Besides my upcycling creations, I kept going with my original idea which was selling vintage clothes, so I often rework some of my own products, to give them a fresh new life or a new purpose.
What comes first or put another way Do you think of a design and then go and find the material ? Or you see the material you like and then comes the design.
Each piece has a story so it’s hard to tell, but in general the material or the original garment brings the design or the idea. It often works by association, could be colours, patterns or texture, etc,…
It’s really rare that I would go around to find something really specific. Most of the time If I have an idea but missing the complementary material, I will let it sit on the shelves and wait for that spark to come or to find the missing part. It’s really like a puzzle game. It’s like having a huge library of garments, fabrics, colours, texture in my head and I’m constantly looking for the best combinations.

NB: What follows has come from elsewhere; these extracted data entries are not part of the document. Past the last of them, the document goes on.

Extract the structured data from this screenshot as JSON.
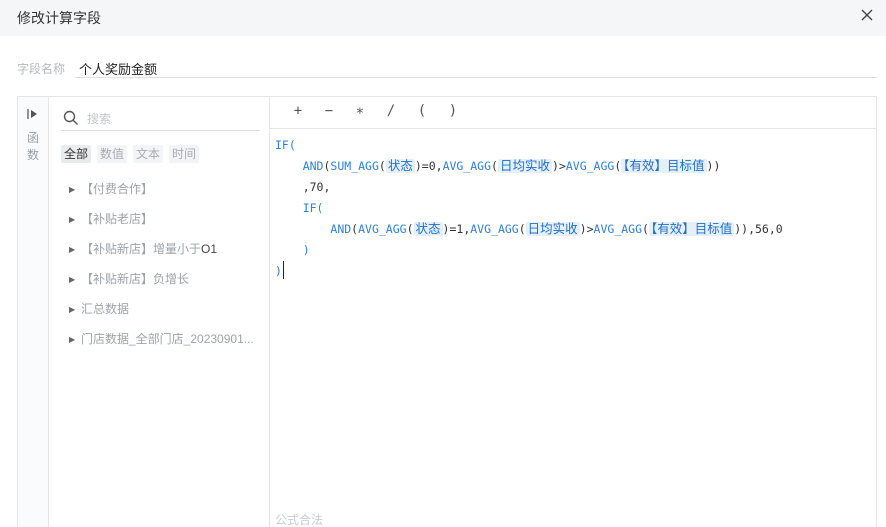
{
  "dialog": {
    "title": "修改计算字段",
    "close_icon": "close-icon"
  },
  "field_name": {
    "label": "字段名称",
    "value": "个人奖励金额"
  },
  "rail": {
    "label": "函数",
    "collapse_icon": "collapse-arrow-icon"
  },
  "search": {
    "placeholder": "搜索"
  },
  "filters": [
    "全部",
    "数值",
    "文本",
    "时间"
  ],
  "tree": [
    {
      "label": "【付费合作】"
    },
    {
      "label": "【补贴老店】"
    },
    {
      "label_a": "【补贴新店】",
      "label_b": "增量小于",
      "label_c": "O1"
    },
    {
      "label": "【补贴新店】负增长"
    },
    {
      "label": "汇总数据"
    },
    {
      "label": "门店数据_全部门店_20230901..."
    }
  ],
  "toolbar": {
    "ops": [
      "+",
      "−",
      "∗",
      "/",
      "(",
      ")"
    ]
  },
  "formula": {
    "if": "IF(",
    "and": "AND",
    "sum_agg": "SUM_AGG",
    "avg_agg": "AVG_AGG",
    "f_status": "状态",
    "f_daily": "日均实收",
    "f_target": "【有效】目标值",
    "v70": ",70,",
    "v_eq0": "=0,",
    "v_eq1": "=1,",
    "v_gt": ">",
    "v_tail": "),56,0",
    "close": ")"
  },
  "status": "公式合法"
}
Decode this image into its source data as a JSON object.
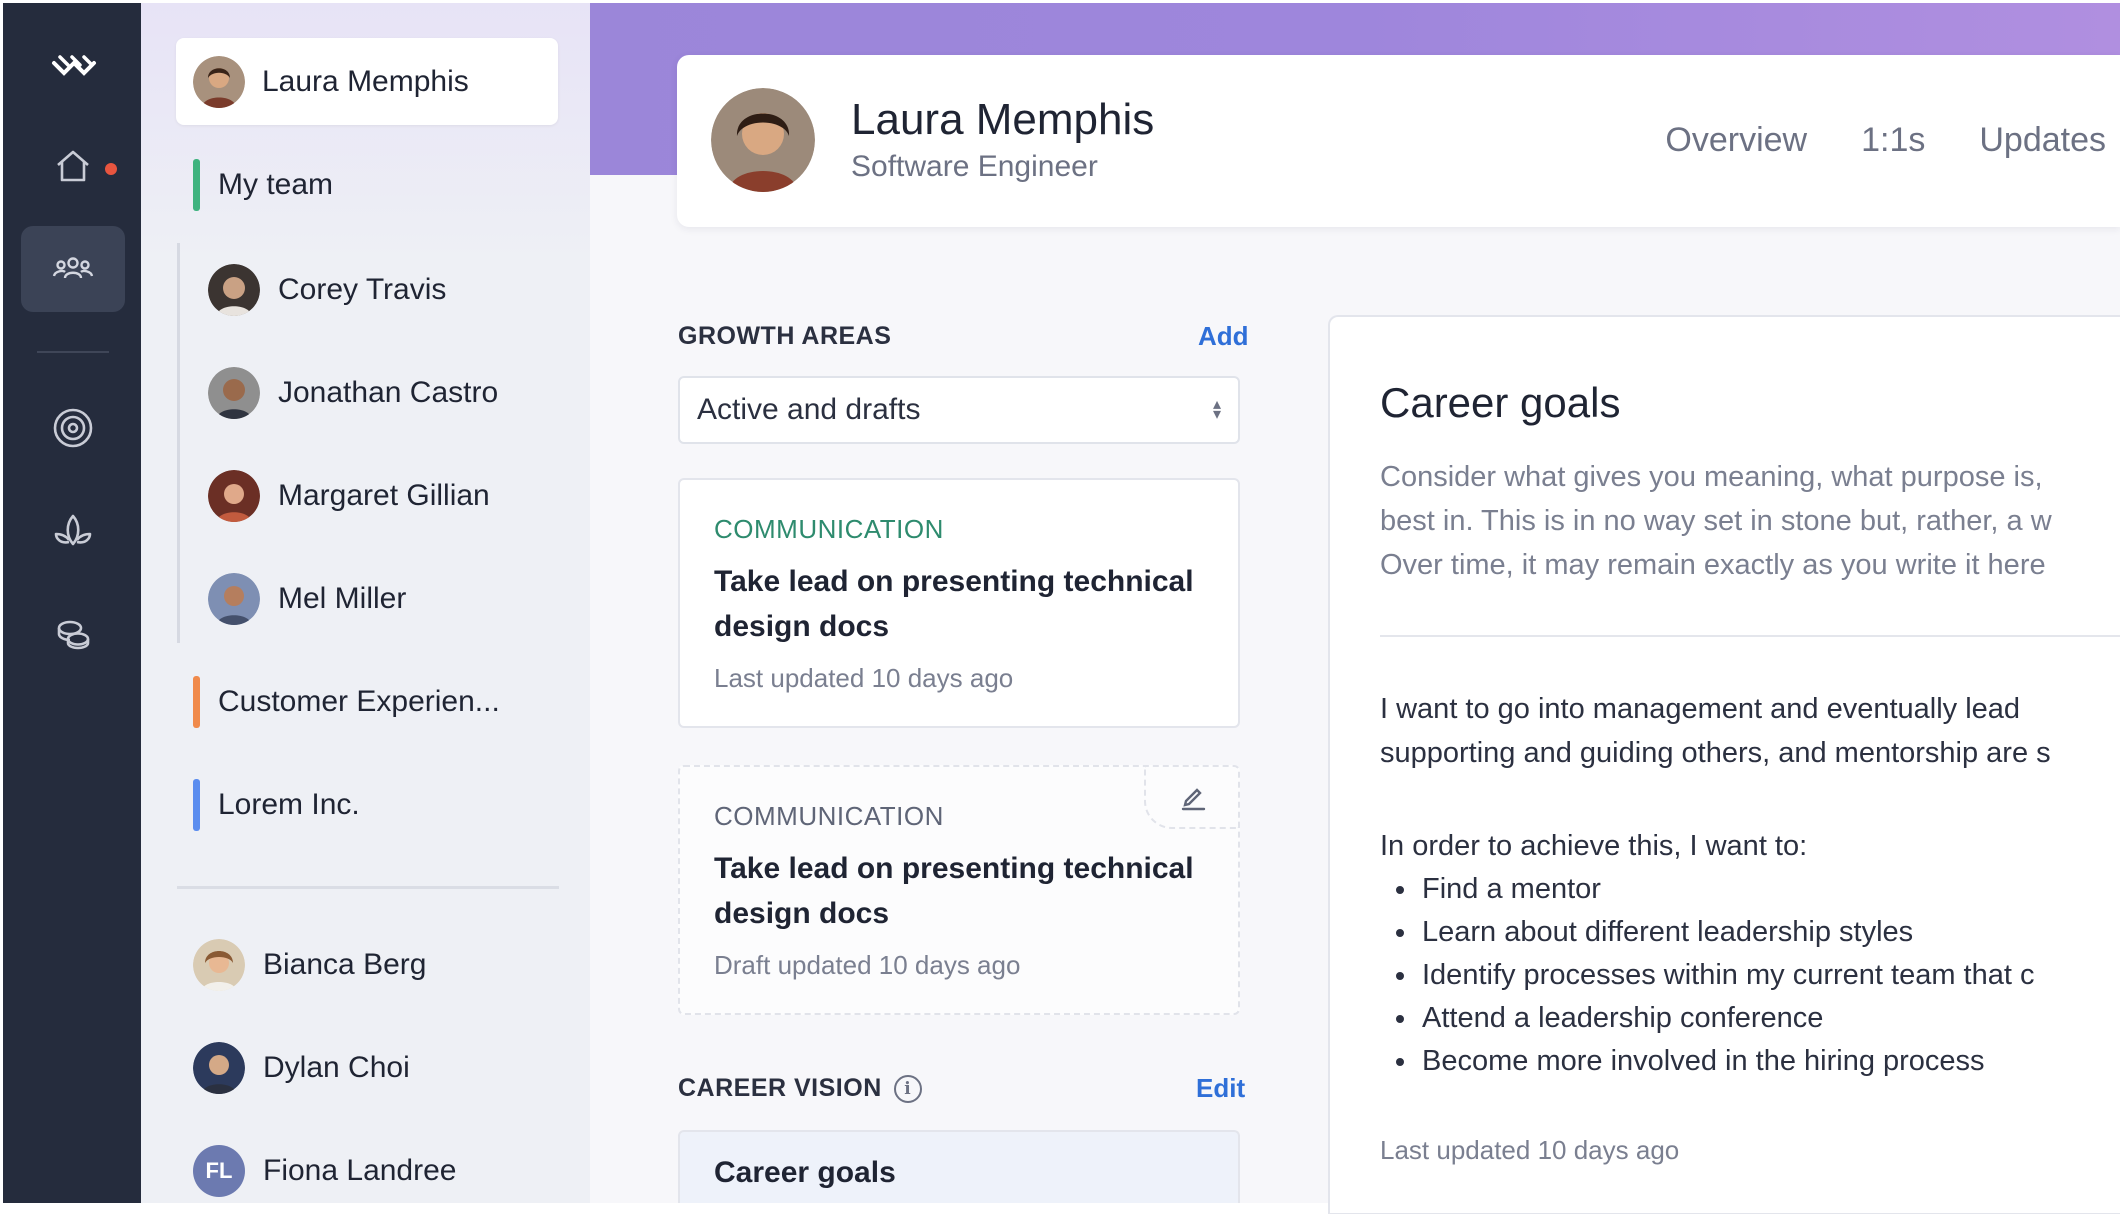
{
  "sidebar_nav": {
    "items": [
      {
        "icon": "home-icon"
      },
      {
        "icon": "team-icon",
        "active": true
      },
      {
        "icon": "target-icon"
      },
      {
        "icon": "lotus-icon"
      },
      {
        "icon": "coins-icon"
      }
    ],
    "notification_dot_color": "#e8553f"
  },
  "side_panel": {
    "current_user": {
      "name": "Laura Memphis"
    },
    "groups": [
      {
        "label": "My team",
        "color": "#3fb37f"
      },
      {
        "label": "Customer Experien...",
        "color": "#f08a4b"
      },
      {
        "label": "Lorem Inc.",
        "color": "#5b8def"
      }
    ],
    "team_members": [
      {
        "name": "Corey Travis"
      },
      {
        "name": "Jonathan Castro"
      },
      {
        "name": "Margaret Gillian"
      },
      {
        "name": "Mel Miller"
      }
    ],
    "people": [
      {
        "name": "Bianca Berg"
      },
      {
        "name": "Dylan Choi"
      },
      {
        "name": "Fiona Landree",
        "initials": "FL"
      }
    ]
  },
  "profile": {
    "name": "Laura Memphis",
    "role": "Software Engineer",
    "tabs": [
      "Overview",
      "1:1s",
      "Updates"
    ]
  },
  "growth_areas": {
    "heading": "GROWTH AREAS",
    "add_label": "Add",
    "filter": "Active and drafts",
    "cards": [
      {
        "category": "COMMUNICATION",
        "title_line1": "Take lead on presenting technical",
        "title_line2": "design docs",
        "meta": "Last updated 10 days ago",
        "category_color": "#2e8b6e"
      },
      {
        "category": "COMMUNICATION",
        "title_line1": "Take lead on presenting technical",
        "title_line2": "design docs",
        "meta": "Draft updated 10 days ago",
        "category_color": "#5f6577"
      }
    ]
  },
  "career_vision": {
    "heading": "CAREER VISION",
    "edit_label": "Edit",
    "preview_title": "Career goals"
  },
  "career_goals": {
    "title": "Career goals",
    "hint_lines": [
      "Consider what gives you meaning, what purpose is,",
      "best in. This is in no way set in stone but, rather, a w",
      "Over time, it may remain exactly as you write it here"
    ],
    "body_lines": [
      "I want to go into management and eventually lead",
      "supporting and guiding others, and mentorship are s"
    ],
    "intro": "In order to achieve this, I want to:",
    "items": [
      "Find a mentor",
      "Learn about different leadership styles",
      "Identify processes within my current team that c",
      "Attend a leadership conference",
      "Become more involved in the hiring process"
    ],
    "meta": "Last updated 10 days ago"
  }
}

Needless to say that there is a lot of stuffs asides just waiting to be turned into magic. Anyways, I’m always being playful and I’m obsessed with details, so I love to use things not for their original purpose for instance and I’m always paying extra attention that my work is clean and well finished.
What is your BUSINESS Model ? I realise you manufacture all the pieces Yourself but when you get more demand how are you going to manage?
Also 4 seasons or 2 or when you get the demand. I am selling vintage garments besides my own upcycled creations. This helps me to sell more in volumes and offer more affordable pieces. It also helps me to reflect the spirit of my brand and it’s a source of inspiration and material for my creations.
I am only selling online so far, you can reach me via Instagram or my website, and I’m attending as many designer markets and events as I can.
I’m doing everything by myself, from sourcing materials, to every single stitch, but also public relations, marketing or online content creation, etc… Hopefully in a very near future, I will manage to generate enough excitement about my work so I could organise more structured releases like every 2 or 3 weeks.
I’ve never taken the fashion seasons into account. I don’t have those “fashion codes”, I didn’t study fashion and to me it’s killing the creativity. But it’s not like some of my strong principles, so maybe one day I will get into the frame.
So indeed, I’m able to cope with the demand so far but if it would become unbearable, I could imagine that I would first externalise the non-creative tasks, and delegate or automatise the purely technical steps in my creative process. What is for sure is that I will always produce in an ethical and fair way even if I somehow go for some bigger scale projects.
How do you identify fashion designer, couturier ? Artist
Yes maybe you think your more an artist and use fashion as your canvas or maybe its more like a couture individual pieces worked for specific people or one offs that people buy . Or a fashion designer with a bit of both Couture and designing a collection or maybe you think of youre self as something totally different?
Another deep question.
I think that I identify myself first as an artist. When I started, the aim was to be able to bring to life what I had in my head, and in order to do that I had to learn how to sew and design.
I like to sew but let’s say that it’s not what makes me happy. What really makes me getting up every day is the desire to create, and all the process that goes with that. The best feeling is to visualize something and then to be able to make it. So yeah, sewing and designing clothes is actually simply a tool to express what I can imagine.
On the other hand, even though I never studied fashion design nor sewing, I think that I’ve developed good skills as a fashion designer and a sewist. It’s really important for me to provide not only something that looks good but that is also well finished and done in a proper way.
I am very meticulous, I am observing a lot, I like to experiment and above all, I practice a lot. I am learning every day and that’s what I like. I love to know that I will forever be a student and that I’m can get better every day. And more I know, more skills I have, more I can push the limits of my creativity.